Shakespeare's queer 'Sonnets' and the forgeries of William Henry Ireland - William Shakespeare

Criticism, Spring, 1998 by Michael Keevak

In 1795 a young man named William Henry Ireland, then about eighteen years of age, fabricated a series of Shakespearean forgeries that, for the space of few months at least, were enthusiastically believed by both the educated English public and some of the leading scholars and critics of the day. By the end of his meteoric career, Ireland's portfolio of impostures included legal deeds, promissory notes, receipts, letters both to and from Shakespeare, a portrait sketch, and even a "lost" tragedy, Vortigern, written in the bard's own hand. After his exposure Ireland tried to defend his actions first in a pamphlet, and then in an elaborated and rather "improved" version in his Confessions, and the story was reiterated many times until his death thirty years later.(1) In each instance we are presented with a teenager driven mainly by a desire to please his unresponsive and greedy father, Samuel Ireland--antiquarian, book publisher, fervent bardolator--who often reminded his son that he would gladly give away his entire collection in return for just one authentic example of Shakespeare's handwriting.(2) The story becomes more and more incredible as it unfolds, and it becomes increasingly clear that Ireland's eventual aim, which failed disastrously, was to put himself forward as a new young bard. The few pieces of modern criticism devoted to him give us a fuller picture Of the scandal, both of the moral and psychological character of the perpetrator(s), and of the cultural and literary climate in which so many men and women willingly believed in the impostures.(3) In some sense the papers are interesting wish-fulfillments, late eighteenth-century versions of what the poet "should" have been like--not, in other words, the rather uncomplimentary legends that had already grown up around him: poacher, holder of horses, Stratford yokel, and so forth. Ireland thus furnishes a more Protestant Profession of Faith to counteract the disturbingly Catholic or "papist" one purportedly left by the poet's father; a gushing and proto-Romantic love letter to "Anna Hatherrewaye" (including an effusive poem and even a lock of his hair); Deeds of Gift which sound much more generous and intelligent than Shakespeare's actual will; and very informal letters from Southampton and even the Queen herself, which, in the words of one enthusiast, proved once and for all that Shakespeare was "the Garrick of his age."(4)

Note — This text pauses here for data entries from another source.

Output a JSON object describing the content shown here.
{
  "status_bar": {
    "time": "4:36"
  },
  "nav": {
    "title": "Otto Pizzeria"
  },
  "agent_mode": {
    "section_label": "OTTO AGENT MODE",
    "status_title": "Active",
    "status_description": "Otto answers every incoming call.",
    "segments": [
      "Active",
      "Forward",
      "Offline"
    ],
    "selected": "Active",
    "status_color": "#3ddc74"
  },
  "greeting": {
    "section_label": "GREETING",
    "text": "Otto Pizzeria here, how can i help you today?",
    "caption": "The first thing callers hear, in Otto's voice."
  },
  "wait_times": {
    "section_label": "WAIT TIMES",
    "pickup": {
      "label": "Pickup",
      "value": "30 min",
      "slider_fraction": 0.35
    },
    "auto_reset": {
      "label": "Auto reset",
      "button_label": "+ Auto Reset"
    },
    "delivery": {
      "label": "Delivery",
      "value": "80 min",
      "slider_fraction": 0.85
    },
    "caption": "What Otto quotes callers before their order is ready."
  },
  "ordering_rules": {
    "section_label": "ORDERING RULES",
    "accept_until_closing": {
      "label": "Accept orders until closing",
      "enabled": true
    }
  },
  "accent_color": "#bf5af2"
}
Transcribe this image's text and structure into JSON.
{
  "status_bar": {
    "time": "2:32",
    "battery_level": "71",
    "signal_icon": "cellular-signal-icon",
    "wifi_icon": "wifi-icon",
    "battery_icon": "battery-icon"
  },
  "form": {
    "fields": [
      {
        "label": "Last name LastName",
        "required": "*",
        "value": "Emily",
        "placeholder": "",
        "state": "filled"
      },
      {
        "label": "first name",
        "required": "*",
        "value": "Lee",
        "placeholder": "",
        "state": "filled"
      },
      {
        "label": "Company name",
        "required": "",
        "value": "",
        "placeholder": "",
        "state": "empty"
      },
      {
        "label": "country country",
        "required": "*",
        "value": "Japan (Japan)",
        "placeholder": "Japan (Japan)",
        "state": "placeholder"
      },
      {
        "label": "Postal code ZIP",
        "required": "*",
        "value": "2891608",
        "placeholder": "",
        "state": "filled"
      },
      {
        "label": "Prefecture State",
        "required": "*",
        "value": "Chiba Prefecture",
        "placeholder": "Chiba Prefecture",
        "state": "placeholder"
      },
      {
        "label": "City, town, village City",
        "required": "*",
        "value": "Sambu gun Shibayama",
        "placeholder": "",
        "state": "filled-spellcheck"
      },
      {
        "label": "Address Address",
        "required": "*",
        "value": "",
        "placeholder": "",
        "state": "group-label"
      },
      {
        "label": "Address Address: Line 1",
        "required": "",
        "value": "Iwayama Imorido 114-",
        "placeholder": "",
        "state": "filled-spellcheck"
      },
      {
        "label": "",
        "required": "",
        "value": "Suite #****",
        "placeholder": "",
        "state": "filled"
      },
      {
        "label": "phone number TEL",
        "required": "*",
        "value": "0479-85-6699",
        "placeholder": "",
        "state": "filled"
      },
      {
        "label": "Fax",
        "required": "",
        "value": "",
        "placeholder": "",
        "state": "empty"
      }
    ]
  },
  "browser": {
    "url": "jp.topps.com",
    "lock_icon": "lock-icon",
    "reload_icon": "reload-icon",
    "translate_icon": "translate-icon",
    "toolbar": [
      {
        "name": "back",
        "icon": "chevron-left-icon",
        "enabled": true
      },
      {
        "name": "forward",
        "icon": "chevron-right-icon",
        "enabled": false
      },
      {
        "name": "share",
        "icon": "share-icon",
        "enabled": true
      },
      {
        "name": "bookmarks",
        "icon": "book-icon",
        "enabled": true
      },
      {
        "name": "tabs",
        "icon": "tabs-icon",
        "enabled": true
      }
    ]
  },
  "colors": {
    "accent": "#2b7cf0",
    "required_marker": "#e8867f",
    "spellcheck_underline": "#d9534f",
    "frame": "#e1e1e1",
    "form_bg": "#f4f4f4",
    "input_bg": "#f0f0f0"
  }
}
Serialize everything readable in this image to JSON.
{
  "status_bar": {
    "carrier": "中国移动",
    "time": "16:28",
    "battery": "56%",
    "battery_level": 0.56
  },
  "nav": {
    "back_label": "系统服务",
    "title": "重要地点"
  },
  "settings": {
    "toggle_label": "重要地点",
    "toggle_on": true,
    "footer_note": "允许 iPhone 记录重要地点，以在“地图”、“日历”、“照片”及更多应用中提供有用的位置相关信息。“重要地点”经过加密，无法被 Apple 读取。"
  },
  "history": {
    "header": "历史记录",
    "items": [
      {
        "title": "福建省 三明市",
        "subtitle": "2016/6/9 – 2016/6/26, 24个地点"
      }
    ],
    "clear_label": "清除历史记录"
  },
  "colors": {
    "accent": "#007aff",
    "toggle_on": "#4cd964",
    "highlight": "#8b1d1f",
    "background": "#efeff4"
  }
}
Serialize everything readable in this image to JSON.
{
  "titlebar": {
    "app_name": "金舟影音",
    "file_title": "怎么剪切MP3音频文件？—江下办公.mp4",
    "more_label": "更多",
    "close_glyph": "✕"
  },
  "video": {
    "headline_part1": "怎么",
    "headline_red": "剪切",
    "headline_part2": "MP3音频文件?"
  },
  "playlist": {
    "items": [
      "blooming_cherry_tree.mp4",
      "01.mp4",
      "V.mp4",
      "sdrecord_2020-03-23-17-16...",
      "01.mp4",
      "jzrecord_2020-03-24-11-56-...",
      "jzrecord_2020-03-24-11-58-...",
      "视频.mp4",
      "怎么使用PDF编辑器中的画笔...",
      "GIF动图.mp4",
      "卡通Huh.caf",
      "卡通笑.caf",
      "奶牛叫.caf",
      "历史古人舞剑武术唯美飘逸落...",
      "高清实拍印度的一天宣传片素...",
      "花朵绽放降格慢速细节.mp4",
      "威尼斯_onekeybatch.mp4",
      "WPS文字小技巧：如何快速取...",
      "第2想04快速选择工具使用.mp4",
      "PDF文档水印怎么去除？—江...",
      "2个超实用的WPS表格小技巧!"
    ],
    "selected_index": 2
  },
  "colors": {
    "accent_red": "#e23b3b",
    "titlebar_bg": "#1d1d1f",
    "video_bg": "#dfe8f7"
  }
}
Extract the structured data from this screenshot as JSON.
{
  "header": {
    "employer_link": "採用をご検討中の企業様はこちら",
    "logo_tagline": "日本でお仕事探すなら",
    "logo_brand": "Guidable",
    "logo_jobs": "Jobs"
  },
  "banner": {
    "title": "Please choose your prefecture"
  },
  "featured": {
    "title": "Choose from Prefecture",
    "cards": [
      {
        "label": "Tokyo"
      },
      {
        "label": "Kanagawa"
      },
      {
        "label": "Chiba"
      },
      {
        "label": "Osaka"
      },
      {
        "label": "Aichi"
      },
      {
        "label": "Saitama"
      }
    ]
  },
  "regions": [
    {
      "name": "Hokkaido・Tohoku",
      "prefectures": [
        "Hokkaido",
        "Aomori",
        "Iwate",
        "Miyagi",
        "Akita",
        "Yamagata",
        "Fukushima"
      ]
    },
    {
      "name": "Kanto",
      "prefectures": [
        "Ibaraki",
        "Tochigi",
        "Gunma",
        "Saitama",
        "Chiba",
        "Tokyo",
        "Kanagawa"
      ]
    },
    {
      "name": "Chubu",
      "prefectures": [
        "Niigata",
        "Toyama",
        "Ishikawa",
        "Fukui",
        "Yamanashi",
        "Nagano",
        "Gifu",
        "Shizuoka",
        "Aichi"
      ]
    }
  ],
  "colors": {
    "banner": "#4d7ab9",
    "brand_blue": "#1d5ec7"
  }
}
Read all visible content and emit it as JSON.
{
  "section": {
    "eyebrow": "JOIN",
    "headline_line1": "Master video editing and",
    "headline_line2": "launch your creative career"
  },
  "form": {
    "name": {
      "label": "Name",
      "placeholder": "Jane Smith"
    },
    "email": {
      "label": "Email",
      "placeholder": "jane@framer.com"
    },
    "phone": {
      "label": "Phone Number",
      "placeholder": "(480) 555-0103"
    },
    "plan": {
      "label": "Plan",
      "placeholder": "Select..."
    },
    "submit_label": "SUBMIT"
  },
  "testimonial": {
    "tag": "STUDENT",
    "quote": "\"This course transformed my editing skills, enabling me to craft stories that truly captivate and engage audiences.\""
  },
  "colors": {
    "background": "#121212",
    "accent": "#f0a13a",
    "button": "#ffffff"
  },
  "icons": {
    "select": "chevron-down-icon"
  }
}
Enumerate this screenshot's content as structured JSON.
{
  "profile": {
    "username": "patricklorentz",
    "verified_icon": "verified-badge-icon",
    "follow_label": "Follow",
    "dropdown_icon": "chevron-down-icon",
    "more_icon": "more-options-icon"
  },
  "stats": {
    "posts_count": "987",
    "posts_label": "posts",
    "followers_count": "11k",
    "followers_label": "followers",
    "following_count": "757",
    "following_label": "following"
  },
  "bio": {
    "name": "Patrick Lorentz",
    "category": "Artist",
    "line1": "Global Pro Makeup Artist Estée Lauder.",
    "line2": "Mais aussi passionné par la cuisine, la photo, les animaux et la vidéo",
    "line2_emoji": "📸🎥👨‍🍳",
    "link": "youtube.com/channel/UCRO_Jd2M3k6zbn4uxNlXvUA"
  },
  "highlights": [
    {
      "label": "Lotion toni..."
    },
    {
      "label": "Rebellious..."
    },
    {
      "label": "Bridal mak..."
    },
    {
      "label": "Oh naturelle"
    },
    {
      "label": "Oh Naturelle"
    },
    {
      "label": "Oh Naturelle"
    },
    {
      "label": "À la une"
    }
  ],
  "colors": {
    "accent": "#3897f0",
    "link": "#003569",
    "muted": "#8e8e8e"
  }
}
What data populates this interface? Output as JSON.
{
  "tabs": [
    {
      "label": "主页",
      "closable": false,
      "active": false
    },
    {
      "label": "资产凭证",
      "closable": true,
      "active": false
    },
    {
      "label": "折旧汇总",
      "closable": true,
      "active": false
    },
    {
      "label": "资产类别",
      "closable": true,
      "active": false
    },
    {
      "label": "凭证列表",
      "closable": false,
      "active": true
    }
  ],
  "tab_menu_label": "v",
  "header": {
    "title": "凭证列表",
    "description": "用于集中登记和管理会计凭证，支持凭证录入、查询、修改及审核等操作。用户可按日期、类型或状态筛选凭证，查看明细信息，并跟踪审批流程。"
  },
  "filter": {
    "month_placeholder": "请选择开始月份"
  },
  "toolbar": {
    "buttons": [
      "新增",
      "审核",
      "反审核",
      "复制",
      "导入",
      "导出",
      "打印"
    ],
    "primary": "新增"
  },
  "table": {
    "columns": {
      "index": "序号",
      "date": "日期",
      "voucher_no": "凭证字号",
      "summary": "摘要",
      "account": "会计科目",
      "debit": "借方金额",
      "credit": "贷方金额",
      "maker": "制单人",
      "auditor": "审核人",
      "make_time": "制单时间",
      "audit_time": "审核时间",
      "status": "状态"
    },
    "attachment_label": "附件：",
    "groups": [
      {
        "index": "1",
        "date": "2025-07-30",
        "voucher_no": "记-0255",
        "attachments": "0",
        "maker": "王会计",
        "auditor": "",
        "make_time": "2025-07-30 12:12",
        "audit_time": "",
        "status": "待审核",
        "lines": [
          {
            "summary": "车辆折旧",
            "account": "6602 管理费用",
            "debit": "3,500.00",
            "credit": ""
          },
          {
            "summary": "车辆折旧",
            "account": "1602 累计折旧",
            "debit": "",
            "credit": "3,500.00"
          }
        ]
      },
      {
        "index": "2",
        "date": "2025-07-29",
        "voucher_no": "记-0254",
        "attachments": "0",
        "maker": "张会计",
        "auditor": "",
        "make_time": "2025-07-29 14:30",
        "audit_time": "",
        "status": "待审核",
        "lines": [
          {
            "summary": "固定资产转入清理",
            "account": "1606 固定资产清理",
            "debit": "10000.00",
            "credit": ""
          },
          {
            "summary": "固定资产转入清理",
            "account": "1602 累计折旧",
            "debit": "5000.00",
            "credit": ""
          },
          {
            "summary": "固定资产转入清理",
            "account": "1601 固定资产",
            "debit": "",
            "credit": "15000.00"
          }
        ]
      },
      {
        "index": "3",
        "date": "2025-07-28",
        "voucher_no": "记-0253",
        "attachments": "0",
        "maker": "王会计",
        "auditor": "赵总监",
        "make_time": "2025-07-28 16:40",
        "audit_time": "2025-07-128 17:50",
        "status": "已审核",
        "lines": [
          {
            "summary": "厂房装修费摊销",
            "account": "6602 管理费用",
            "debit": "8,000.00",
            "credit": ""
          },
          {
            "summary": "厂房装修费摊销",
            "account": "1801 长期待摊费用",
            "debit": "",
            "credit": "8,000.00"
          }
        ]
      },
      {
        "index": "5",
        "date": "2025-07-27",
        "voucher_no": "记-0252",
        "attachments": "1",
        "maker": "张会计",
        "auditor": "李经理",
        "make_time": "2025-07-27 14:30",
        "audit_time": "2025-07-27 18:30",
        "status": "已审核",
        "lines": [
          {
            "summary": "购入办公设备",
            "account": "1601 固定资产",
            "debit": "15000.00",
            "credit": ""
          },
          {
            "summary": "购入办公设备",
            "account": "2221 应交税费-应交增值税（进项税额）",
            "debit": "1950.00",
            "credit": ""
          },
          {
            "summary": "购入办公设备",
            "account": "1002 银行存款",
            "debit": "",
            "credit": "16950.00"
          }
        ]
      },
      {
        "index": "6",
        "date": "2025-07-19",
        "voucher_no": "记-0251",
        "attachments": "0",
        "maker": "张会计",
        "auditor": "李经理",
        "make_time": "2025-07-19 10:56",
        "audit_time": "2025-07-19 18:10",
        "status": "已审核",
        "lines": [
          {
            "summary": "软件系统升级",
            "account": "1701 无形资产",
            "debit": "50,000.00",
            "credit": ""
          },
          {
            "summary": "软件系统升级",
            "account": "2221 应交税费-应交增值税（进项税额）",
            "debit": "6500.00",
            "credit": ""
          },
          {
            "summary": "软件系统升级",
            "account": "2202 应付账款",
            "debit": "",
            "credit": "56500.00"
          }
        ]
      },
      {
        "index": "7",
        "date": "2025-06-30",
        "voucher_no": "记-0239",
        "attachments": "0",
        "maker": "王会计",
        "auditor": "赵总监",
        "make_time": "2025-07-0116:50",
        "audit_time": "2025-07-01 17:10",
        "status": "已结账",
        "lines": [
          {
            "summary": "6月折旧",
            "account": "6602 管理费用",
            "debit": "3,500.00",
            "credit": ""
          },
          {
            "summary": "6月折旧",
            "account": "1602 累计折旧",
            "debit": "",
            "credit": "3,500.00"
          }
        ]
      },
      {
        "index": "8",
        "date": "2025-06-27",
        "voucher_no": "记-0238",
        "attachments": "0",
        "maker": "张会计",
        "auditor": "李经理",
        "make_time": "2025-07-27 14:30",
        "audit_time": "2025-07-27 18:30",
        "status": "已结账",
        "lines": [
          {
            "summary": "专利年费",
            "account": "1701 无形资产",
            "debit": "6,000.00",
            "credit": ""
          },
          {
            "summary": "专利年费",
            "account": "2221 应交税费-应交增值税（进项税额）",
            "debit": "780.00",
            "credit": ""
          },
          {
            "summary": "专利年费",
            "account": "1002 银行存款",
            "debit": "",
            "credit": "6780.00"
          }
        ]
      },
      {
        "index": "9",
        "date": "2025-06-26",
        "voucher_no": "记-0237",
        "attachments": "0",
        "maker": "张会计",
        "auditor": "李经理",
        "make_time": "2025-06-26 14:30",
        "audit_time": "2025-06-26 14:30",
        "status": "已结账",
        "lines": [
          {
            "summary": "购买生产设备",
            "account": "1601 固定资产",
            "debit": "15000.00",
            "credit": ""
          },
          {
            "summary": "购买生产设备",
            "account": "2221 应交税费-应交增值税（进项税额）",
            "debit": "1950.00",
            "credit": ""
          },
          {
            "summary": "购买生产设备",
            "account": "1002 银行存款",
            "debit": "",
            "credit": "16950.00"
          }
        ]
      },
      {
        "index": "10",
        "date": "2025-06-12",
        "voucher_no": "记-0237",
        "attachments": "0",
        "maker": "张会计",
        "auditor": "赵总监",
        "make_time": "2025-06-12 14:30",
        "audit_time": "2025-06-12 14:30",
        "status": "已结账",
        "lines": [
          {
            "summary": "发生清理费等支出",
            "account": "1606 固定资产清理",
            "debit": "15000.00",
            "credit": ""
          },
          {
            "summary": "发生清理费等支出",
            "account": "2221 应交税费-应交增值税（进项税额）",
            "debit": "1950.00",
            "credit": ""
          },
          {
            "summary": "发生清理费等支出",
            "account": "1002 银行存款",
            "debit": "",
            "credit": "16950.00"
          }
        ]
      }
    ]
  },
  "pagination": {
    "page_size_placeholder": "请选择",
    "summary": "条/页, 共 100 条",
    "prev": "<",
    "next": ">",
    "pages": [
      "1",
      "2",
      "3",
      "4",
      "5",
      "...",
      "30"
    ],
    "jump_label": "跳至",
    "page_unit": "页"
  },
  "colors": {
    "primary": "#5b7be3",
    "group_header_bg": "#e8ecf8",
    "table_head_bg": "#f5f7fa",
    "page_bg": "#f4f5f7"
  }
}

The documents make a certain kind of sense in the context of 1795, in other words, but as is often the case with such forgeries it seems surprising in hindsight that anybody could actually have been fooled. For the papers are ridiculously suspect on too many counts, with their dubious source in the house of an invented Mr. H., who freely gave them, one by one, to the worshipful young man (and who even began to correspond with the elder Ireland without the latter recognizing his son's own handwriting); their errors of diction and historical anachronism (a promissory note mentioning the Globe theater ten years before it was built); their laughably exaggerated "Elizabethan" spelling (in the words of Edmond Malone, "the orthography of no age whatsoever");(5) and their often preposterous subject matter (a Deed of Gift in which the poet professes his undying gratitude to a contemporary William Henry Ireland who saved him from drowning in the Thames!). By the same token, however, the very speed with which the discoveries had been made--within the space of a couple of months only--was probably the most convincing proof for Ireland's contemporaries that the documents were real (or that they must be the work of more than one person). Actually, the praise which the papers received and the ease with which each new item had been accepted astonished even their maker--despite his own self-perception as a neglected poetic genius--particularly since he had produced them so quickly, and since in many cases one document often necessitated the composition of another in order to explain or correct it.

For instance, the Deed of Gift to Ireland's Elizabethan namesake included all the profits from several plays (an anachronism, since playwrights did not own their work in this way),(6) including King Lear, a phony manuscript version of which had just been "discovered"--a ploy clearly designed both to authenticate the play itself and to provide a justification for the fact that Ireland should be able to publish or produce the treasure once it had been unearthed. An impossible coincidence, perhaps, but it was nonetheless believed, just as it was not necessarily too good to be true that this same sixteenth-century W. H. might be the same as the W. H. addressed in Thomas Thorpe's mysterious dedication of the Sonnets! Similarly, Ireland's climactic imposture, another Deed of Gift, conveniently referred to other unauthenticated finds, such as the love letter and Vortigern, the latter not coincidentally being in preparation for production at the Drury Lane theater. But evenmore audaciously, the rights to this play were (again anachronistically) granted to an unnamed and presumably illegitimate child of Shakespeare left in the care of John Heminge, fellow actor and coeditor of the First Folio, thus making a number of enticing insinuations about possible family ties between Heminge and Ireland's Mr. H., or a possible connection between this child, "of whome wee have spokenn butt who muste nott be named here," and Ireland's fictive namesake.(7) In some way, in other words, the forger seems to be attempting to fashion himself as a true descendant of Shakespeare, both genealogically and artistically.